Macron gives one-week Brexit deal deadline

President Macron has said the UK has to the end of the week for final negotiations to demonstrate it has a workable Brexit plan.

7 October 2019
By Oliver Rowland

It comes as UK Prime Minister Boris Johnson insisted to Mr Macron that the UK will leave at the end of the month and there cannot be a further delay.

The Elysée has stated that in a telephone discussion at the weekend Mr Macron said “the negotiation should continue rapidly in the next few days with [EU chief negotiatior] Michel Barnier’s team so as to be able to evaluate at the end of the week if an agreement is possible”.

Meanwhile Number 10 reports that Mr Johnson also spoke of a “last opportunity to arrive at an agreement” and that in order for it to happen he said the EU was going to have to make compromises, as he said the UK had done in the last weeks and months.

Mr Johnson also told Mr Macron that the EU must not think, wrongly, that the UK could remain in the EU afer October 31.

This is despite the fact that the UK parliament voted through the Benn Act which states that the prime minister must ask the EU for an extension for three months in the event of no Brexit deal having been agreed by MPs' by October 19 (one day after an EU leaders’ summit to be held on October 17-18). However it would only take one EU leader to veto such an extension.

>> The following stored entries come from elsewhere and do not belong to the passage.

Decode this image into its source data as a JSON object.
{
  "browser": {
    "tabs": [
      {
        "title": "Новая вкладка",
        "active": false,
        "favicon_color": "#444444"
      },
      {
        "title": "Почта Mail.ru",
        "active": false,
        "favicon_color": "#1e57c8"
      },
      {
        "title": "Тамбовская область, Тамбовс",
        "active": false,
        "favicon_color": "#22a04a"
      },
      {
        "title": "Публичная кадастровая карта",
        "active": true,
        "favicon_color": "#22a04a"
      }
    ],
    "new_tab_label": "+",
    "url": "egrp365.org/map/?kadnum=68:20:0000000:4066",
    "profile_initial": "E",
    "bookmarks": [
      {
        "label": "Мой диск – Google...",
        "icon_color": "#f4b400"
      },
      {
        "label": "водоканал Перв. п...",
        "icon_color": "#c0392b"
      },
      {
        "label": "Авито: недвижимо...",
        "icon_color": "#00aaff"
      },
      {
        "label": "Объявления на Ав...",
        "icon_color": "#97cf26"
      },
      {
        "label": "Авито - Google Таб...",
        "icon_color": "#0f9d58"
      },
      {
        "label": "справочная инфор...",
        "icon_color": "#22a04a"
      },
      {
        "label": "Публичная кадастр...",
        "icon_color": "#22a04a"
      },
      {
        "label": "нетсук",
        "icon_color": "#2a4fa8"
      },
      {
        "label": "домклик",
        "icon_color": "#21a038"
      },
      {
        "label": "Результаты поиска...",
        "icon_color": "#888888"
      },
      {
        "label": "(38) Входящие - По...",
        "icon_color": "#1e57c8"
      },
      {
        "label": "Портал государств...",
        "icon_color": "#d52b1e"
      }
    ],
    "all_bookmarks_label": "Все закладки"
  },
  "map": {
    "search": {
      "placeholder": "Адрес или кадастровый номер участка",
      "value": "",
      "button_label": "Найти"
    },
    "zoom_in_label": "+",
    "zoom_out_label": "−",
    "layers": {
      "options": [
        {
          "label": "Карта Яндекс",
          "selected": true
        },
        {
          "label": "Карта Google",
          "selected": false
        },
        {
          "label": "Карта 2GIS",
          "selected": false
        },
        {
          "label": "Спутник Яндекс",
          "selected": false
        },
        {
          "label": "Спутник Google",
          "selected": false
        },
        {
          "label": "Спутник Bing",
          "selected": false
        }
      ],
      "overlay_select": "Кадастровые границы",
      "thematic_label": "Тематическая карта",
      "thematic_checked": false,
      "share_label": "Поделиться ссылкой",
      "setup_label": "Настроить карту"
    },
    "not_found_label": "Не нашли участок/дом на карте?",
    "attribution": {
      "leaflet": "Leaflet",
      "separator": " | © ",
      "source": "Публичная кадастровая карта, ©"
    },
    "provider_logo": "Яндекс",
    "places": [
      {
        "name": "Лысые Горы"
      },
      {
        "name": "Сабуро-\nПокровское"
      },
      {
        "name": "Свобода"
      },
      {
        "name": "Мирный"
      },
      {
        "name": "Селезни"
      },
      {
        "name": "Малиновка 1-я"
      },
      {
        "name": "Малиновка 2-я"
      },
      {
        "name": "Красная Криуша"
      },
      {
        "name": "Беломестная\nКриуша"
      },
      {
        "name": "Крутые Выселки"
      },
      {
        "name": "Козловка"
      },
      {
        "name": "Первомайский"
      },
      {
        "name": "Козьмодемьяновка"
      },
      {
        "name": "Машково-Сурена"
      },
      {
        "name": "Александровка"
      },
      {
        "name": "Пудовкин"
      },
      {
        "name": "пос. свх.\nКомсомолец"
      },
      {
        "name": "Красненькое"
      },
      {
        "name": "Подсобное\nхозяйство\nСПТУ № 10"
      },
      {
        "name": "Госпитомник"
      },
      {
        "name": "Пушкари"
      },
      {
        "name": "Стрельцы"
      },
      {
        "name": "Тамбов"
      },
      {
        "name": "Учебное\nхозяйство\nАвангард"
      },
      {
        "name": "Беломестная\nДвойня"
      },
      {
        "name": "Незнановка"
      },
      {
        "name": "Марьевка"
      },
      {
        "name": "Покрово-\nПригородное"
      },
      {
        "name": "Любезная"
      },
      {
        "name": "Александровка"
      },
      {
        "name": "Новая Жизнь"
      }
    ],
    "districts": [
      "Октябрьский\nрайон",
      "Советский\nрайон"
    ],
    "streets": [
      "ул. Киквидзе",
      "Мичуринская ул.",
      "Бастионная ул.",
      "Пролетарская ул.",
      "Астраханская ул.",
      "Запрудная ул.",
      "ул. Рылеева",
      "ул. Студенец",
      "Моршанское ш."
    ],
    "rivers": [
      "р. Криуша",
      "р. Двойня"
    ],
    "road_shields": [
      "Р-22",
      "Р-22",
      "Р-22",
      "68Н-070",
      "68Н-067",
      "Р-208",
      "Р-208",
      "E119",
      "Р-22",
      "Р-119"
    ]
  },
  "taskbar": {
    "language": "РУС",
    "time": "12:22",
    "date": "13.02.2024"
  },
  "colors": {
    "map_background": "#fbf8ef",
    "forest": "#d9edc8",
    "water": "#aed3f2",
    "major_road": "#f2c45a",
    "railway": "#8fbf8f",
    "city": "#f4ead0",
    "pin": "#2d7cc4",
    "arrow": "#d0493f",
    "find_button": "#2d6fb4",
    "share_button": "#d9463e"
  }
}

According to The Telegraph, senior government figures told the newspaper that Mr Johnson is considering threats to veto the EU’s 2021-2027 budget and to appoint a strongly Eurosceptic European commissioner, such as Nigel Farage, if he is forced into another Brexit delay.

However the budget is not expected to be voted on before June 2020 and the Commission’s new president or the European Parliament have the power to reject a member state’s nomination for a new commissioner.

Mr Macron’s ultimatum to Mr Johnson comes as the Dutch Prime Minister Mark Rutte has tweeted that “important questions remain” to be resolved so as to arrive at a new deal and the European Parliament has said it could not accept the UK' s current proposed solution for the Irish border as laid out in a seven page summary by the UK government last week.

Opposition MPs are today expected to press for the full 40 pages of the UK's Irish border proposals that the it submitted to the EU to be made public.

Shadow Brexit secretary Keir Starmer has said this is because they suspect it will show that border infrastructure – which would be unacceptable under the Good Friday Agreement – will be unavoidable.